Laura began to laugh again. She had a pretty nice laugh too. “Especially Billy Bunyan,” she said. “I think that one is my second favorite after P.P. Pirate.”
“I’m glad you seem to enjoy my genius,” I said jokingly. Laura yawned again in response. “Am I boring you?”
“No, I’m just tired,” she said. “It’s getting late and I have work tomorrow. I really should be getting to bed.”
I didn’t want to overstay my welcome, especially since I was doing so well. “Okay, then. I’ll let you get some sleep.”
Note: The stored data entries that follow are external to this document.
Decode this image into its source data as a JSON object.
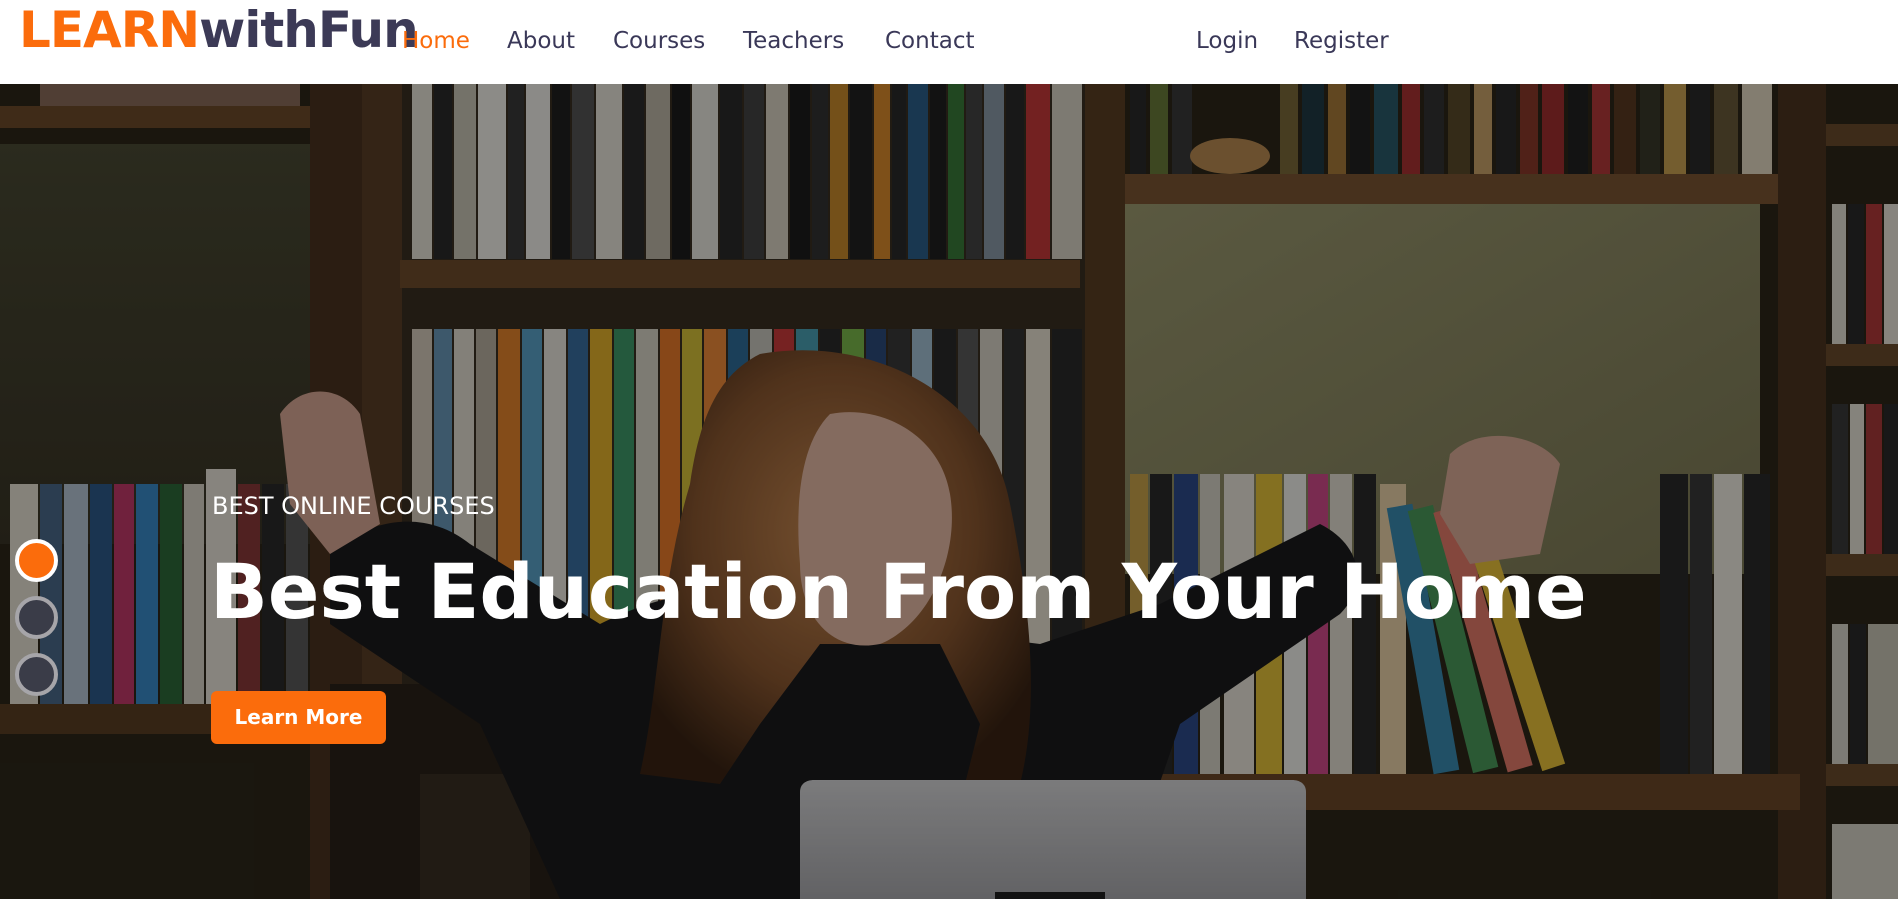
{
  "brand": {
    "part1": "LEARN",
    "part2": "withFun",
    "accent_color": "#fb6c0c",
    "dark_color": "#3c3a56"
  },
  "nav": {
    "items": [
      {
        "label": "Home",
        "active": true
      },
      {
        "label": "About",
        "active": false
      },
      {
        "label": "Courses",
        "active": false
      },
      {
        "label": "Teachers",
        "active": false
      },
      {
        "label": "Contact",
        "active": false
      }
    ],
    "auth": [
      {
        "label": "Login"
      },
      {
        "label": "Register"
      }
    ]
  },
  "hero": {
    "subtitle": "BEST ONLINE COURSES",
    "title": "Best Education From Your Home",
    "button_label": "Learn More",
    "background": "photo-girl-celebrating-in-front-of-bookshelves",
    "slides_total": 3,
    "active_slide": 1
  }
}
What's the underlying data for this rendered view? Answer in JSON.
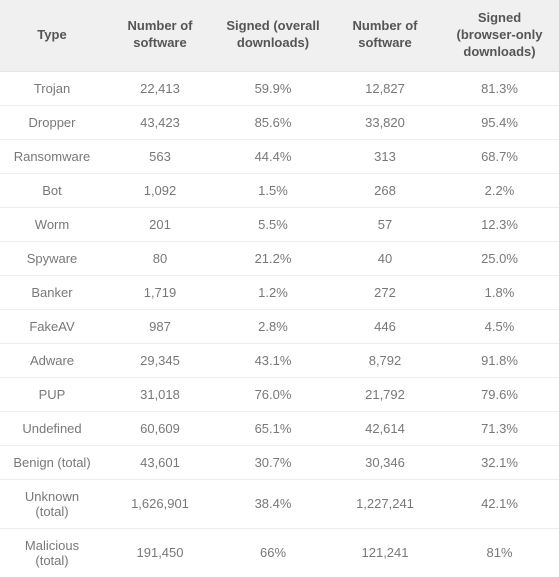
{
  "table": {
    "headers": {
      "type": "Type",
      "num_software_overall": "Number of software",
      "signed_overall": "Signed (overall downloads)",
      "num_software_browser": "Number of software",
      "signed_browser": "Signed (browser-only downloads)"
    },
    "rows": [
      {
        "type": "Trojan",
        "num_overall": "22,413",
        "signed_overall": "59.9%",
        "num_browser": "12,827",
        "signed_browser": "81.3%"
      },
      {
        "type": "Dropper",
        "num_overall": "43,423",
        "signed_overall": "85.6%",
        "num_browser": "33,820",
        "signed_browser": "95.4%"
      },
      {
        "type": "Ransomware",
        "num_overall": "563",
        "signed_overall": "44.4%",
        "num_browser": "313",
        "signed_browser": "68.7%"
      },
      {
        "type": "Bot",
        "num_overall": "1,092",
        "signed_overall": "1.5%",
        "num_browser": "268",
        "signed_browser": "2.2%"
      },
      {
        "type": "Worm",
        "num_overall": "201",
        "signed_overall": "5.5%",
        "num_browser": "57",
        "signed_browser": "12.3%"
      },
      {
        "type": "Spyware",
        "num_overall": "80",
        "signed_overall": "21.2%",
        "num_browser": "40",
        "signed_browser": "25.0%"
      },
      {
        "type": "Banker",
        "num_overall": "1,719",
        "signed_overall": "1.2%",
        "num_browser": "272",
        "signed_browser": "1.8%"
      },
      {
        "type": "FakeAV",
        "num_overall": "987",
        "signed_overall": "2.8%",
        "num_browser": "446",
        "signed_browser": "4.5%"
      },
      {
        "type": "Adware",
        "num_overall": "29,345",
        "signed_overall": "43.1%",
        "num_browser": "8,792",
        "signed_browser": "91.8%"
      },
      {
        "type": "PUP",
        "num_overall": "31,018",
        "signed_overall": "76.0%",
        "num_browser": "21,792",
        "signed_browser": "79.6%"
      },
      {
        "type": "Undefined",
        "num_overall": "60,609",
        "signed_overall": "65.1%",
        "num_browser": "42,614",
        "signed_browser": "71.3%"
      },
      {
        "type": "Benign (total)",
        "num_overall": "43,601",
        "signed_overall": "30.7%",
        "num_browser": "30,346",
        "signed_browser": "32.1%"
      },
      {
        "type": "Unknown (total)",
        "num_overall": "1,626,901",
        "signed_overall": "38.4%",
        "num_browser": "1,227,241",
        "signed_browser": "42.1%"
      },
      {
        "type": "Malicious (total)",
        "num_overall": "191,450",
        "signed_overall": "66%",
        "num_browser": "121,241",
        "signed_browser": "81%"
      }
    ]
  }
}
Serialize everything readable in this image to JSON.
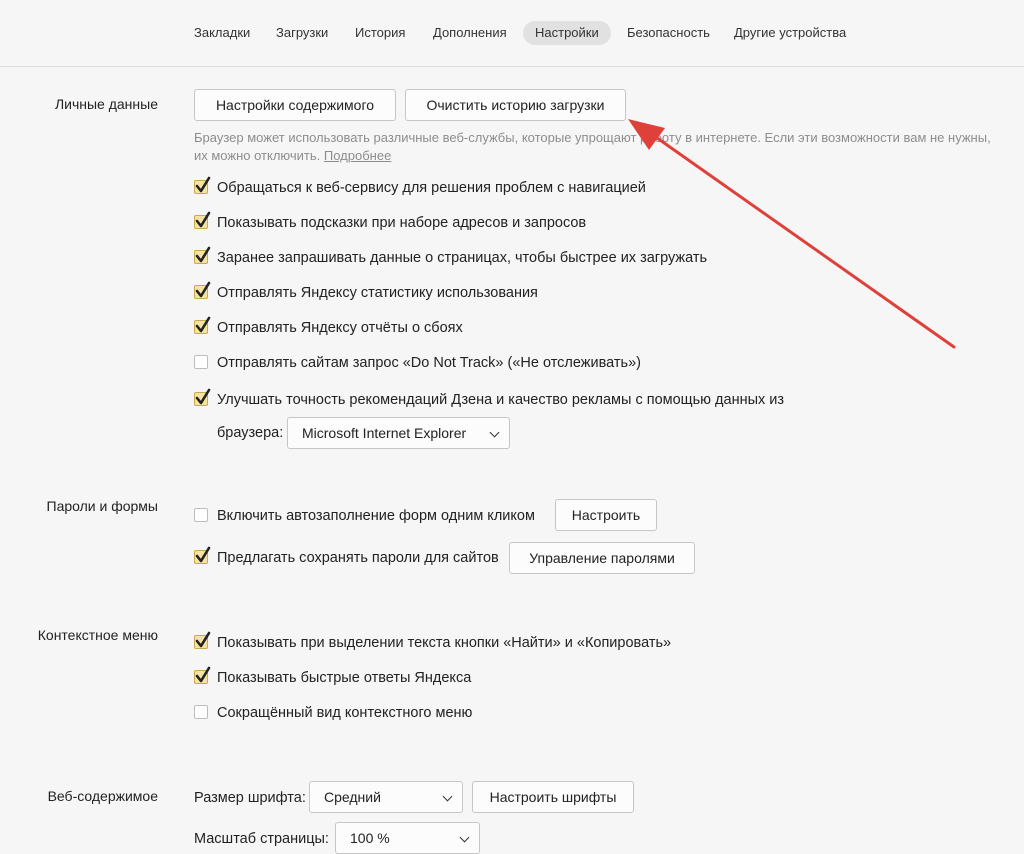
{
  "nav": {
    "tabs": [
      {
        "label": "Закладки"
      },
      {
        "label": "Загрузки"
      },
      {
        "label": "История"
      },
      {
        "label": "Дополнения"
      },
      {
        "label": "Настройки",
        "active": true
      },
      {
        "label": "Безопасность"
      },
      {
        "label": "Другие устройства"
      }
    ]
  },
  "personal": {
    "label": "Личные данные",
    "content_settings_button": "Настройки содержимого",
    "clear_history_button": "Очистить историю загрузки",
    "hint_text": "Браузер может использовать различные веб-службы, которые упрощают работу в интернете. Если эти возможности вам не нужны, их можно отключить. ",
    "hint_link": "Подробнее",
    "options": [
      {
        "label": "Обращаться к веб-сервису для решения проблем с навигацией",
        "checked": true
      },
      {
        "label": "Показывать подсказки при наборе адресов и запросов",
        "checked": true
      },
      {
        "label": "Заранее запрашивать данные о страницах, чтобы быстрее их загружать",
        "checked": true
      },
      {
        "label": "Отправлять Яндексу статистику использования",
        "checked": true
      },
      {
        "label": "Отправлять Яндексу отчёты о сбоях",
        "checked": true
      },
      {
        "label": "Отправлять сайтам запрос «Do Not Track» («Не отслеживать»)",
        "checked": false
      },
      {
        "label": "Улучшать точность рекомендаций Дзена и качество рекламы с помощью данных из",
        "checked": true
      }
    ],
    "browser_label": "браузера:",
    "browser_select": "Microsoft Internet Explorer"
  },
  "passwords": {
    "label": "Пароли и формы",
    "autofill_label": "Включить автозаполнение форм одним кликом",
    "autofill_checked": false,
    "configure_button": "Настроить",
    "save_passwords_label": "Предлагать сохранять пароли для сайтов",
    "save_passwords_checked": true,
    "manage_passwords_button": "Управление паролями"
  },
  "context_menu": {
    "label": "Контекстное меню",
    "options": [
      {
        "label": "Показывать при выделении текста кнопки «Найти» и «Копировать»",
        "checked": true
      },
      {
        "label": "Показывать быстрые ответы Яндекса",
        "checked": true
      },
      {
        "label": "Сокращённый вид контекстного меню",
        "checked": false
      }
    ]
  },
  "web_content": {
    "label": "Веб-содержимое",
    "font_size_label": "Размер шрифта:",
    "font_size_value": "Средний",
    "configure_fonts_button": "Настроить шрифты",
    "zoom_label": "Масштаб страницы:",
    "zoom_value": "100 %"
  },
  "colors": {
    "arrow": "#e0403a",
    "checkbox_fill": "#f4e3a3",
    "check_mark": "#222222"
  }
}
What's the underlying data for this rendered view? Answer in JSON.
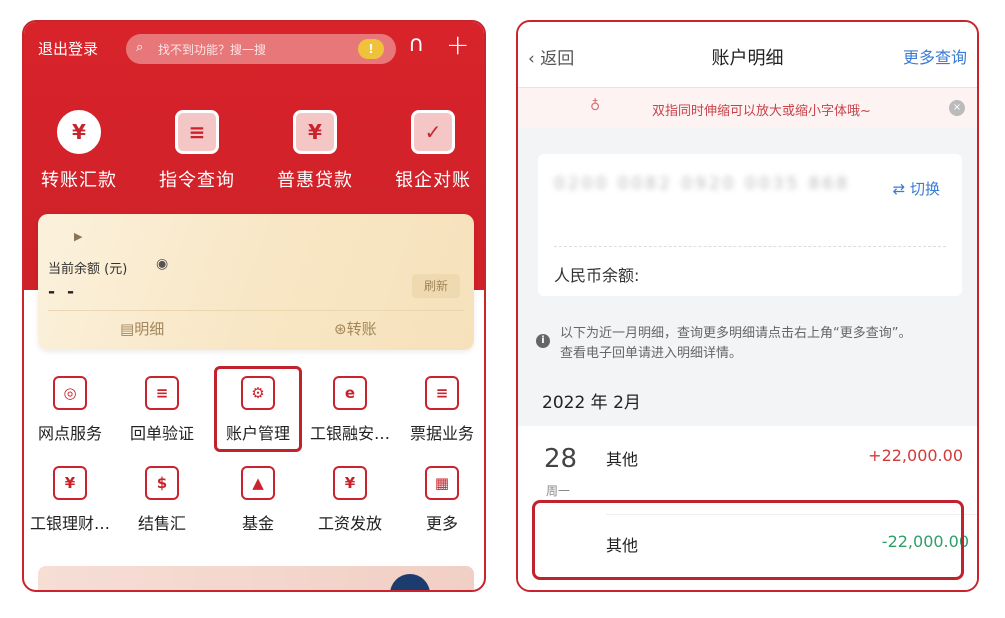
{
  "left": {
    "logout": "退出登录",
    "search_placeholder": "找不到功能？搜一搜",
    "top_features": [
      {
        "label": "转账汇款",
        "icon": "yen-transfer-icon",
        "glyph": "¥"
      },
      {
        "label": "指令查询",
        "icon": "query-doc-icon",
        "glyph": "≡"
      },
      {
        "label": "普惠贷款",
        "icon": "loan-icon",
        "glyph": "¥"
      },
      {
        "label": "银企对账",
        "icon": "reconcile-icon",
        "glyph": "✓"
      }
    ],
    "balance_card": {
      "label": "当前余额 (元)",
      "value": "- -",
      "refresh": "刷新",
      "detail_action": "明细",
      "transfer_action": "转账"
    },
    "grid_row1": [
      {
        "label": "网点服务",
        "glyph": "◎"
      },
      {
        "label": "回单验证",
        "glyph": "≡"
      },
      {
        "label": "账户管理",
        "glyph": "⚙"
      },
      {
        "label": "工银融安…",
        "glyph": "e"
      },
      {
        "label": "票据业务",
        "glyph": "≡"
      }
    ],
    "grid_row2": [
      {
        "label": "工银理财…",
        "glyph": "¥"
      },
      {
        "label": "结售汇",
        "glyph": "$"
      },
      {
        "label": "基金",
        "glyph": "▲"
      },
      {
        "label": "工资发放",
        "glyph": "¥"
      },
      {
        "label": "更多",
        "glyph": "▦"
      }
    ]
  },
  "right": {
    "back": "返回",
    "title": "账户明细",
    "more_query": "更多查询",
    "tip": "双指同时伸缩可以放大或缩小字体哦~",
    "account_number": "0200 0082 0920 0035 868",
    "switch": "切换",
    "rmb_balance_label": "人民币余额:",
    "info_line1": "以下为近一月明细，查询更多明细请点击右上角“更多查询”。",
    "info_line2": "查看电子回单请进入明细详情。",
    "month": "2022 年 2月",
    "day": "28",
    "weekday": "周一",
    "transactions": [
      {
        "type": "其他",
        "amount": "+22,000.00"
      },
      {
        "type": "其他",
        "amount": "-22,000.00"
      }
    ]
  }
}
“Alright then, Peter. Have fun at work tomorrow. I know I will.”
“Not likely,” I said. “I’ll call you on Friday after the interview.”
“Okay,” Laura said. “Good luck with that. And cheer up about it. I am sure you’ll have some good news to tell me afterwards.”
“We’ll see, Laura. Go get some sleep. I’ll talk to you Friday.”
“Goodnight, Peter.”
“Goodnight, Laura.” And that was it. We had a really nice conversation and I made a date for Friday on top of it all. And I didn’t pass out or throw up or say anything too stupid. After a long yawn and a good scratching of various parts of my body, I decided to end the day on a high note. I went to the bathroom to take my anti-anxiety pills that I’m pretty sure don’t work and then brushed my teeth.
“Good night, Shirley,” I said as I tapped my sister’s door on the way back to my room. I assumed she was still in there.
“Good night, loser.” Yes, she was still in there.
I closed the door of my bedroom behind me and got into bed. After a little while of self-reflection, I turned on my side and closed my eyes. I tried my best to get the interview out of my head but the more I tried, the more I thought about it; and the more I thought about it, the harder it was to fall asleep.